Robert Carter generally used a return address of "Rappahannock" for the river on which he lived rather than "Corotoman," the name of his home, on his correspondence, especially to merchants abroad. The county and colony have been added for clarity to the heading on the draft.

[1] Richard Oswald (1687-1766) was a prominent Glasgow merchant who was "involved in West Indies and Madeira trade as well as tobacco importation." In partnership with his brother Alexander, the firm owned three ships (the Martha, the Amity, and the Speedwell ) of the 41 sailing from Glasgow in 1735. ( Devine, T.M. The Tobacco Lords: A Study of the Tobacco Merchants of Glasgow and their Trading Activites c. 1740-90. [Edinburgh: John Donald Publishers Ltd]. p. 183; and "The Old Country Houses of the Old Glasgow Gentry: LXXXVII: Scotstoun." )

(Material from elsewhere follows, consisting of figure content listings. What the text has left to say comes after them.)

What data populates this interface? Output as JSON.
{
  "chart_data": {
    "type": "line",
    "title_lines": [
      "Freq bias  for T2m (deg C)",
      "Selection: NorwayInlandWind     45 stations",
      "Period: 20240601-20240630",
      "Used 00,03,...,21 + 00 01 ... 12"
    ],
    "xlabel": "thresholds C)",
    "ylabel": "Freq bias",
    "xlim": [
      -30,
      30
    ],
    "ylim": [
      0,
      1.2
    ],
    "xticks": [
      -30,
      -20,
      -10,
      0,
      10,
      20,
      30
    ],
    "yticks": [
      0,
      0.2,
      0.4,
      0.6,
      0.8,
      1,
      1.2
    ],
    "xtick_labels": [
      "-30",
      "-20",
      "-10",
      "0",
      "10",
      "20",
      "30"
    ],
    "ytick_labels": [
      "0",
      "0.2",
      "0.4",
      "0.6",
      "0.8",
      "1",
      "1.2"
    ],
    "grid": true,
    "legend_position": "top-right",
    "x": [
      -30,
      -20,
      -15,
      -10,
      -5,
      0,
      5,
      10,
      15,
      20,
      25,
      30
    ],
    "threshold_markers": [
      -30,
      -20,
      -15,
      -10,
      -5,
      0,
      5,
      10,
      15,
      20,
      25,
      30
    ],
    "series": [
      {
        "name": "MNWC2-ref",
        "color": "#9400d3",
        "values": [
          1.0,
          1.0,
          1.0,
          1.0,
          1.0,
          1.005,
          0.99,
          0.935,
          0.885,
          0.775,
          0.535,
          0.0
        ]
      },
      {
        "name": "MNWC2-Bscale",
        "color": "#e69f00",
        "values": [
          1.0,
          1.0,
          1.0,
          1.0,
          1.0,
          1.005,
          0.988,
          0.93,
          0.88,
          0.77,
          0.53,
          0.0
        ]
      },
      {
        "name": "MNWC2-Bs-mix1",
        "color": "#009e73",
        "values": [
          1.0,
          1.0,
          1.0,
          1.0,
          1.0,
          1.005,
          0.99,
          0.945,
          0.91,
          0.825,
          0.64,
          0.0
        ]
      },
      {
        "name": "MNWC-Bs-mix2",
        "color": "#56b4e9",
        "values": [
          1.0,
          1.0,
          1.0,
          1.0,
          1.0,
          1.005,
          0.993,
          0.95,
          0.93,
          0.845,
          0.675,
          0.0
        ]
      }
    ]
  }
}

[2] A bill of lading is "an official detailed receipt given by the master of a merchant vessel to the person consigning the goods, by which he makes himself responsible for their safe delivery to the consignee. This document, being the legal proof of ownership of the goods, is often deposited with a creditor as security for money advanced." ( Oxford English Dictionary Online . Oxford University Press. )

This text, originally posted in 2005, was revised April 28, 2015, to add footnotes and strengthen the modern language version text.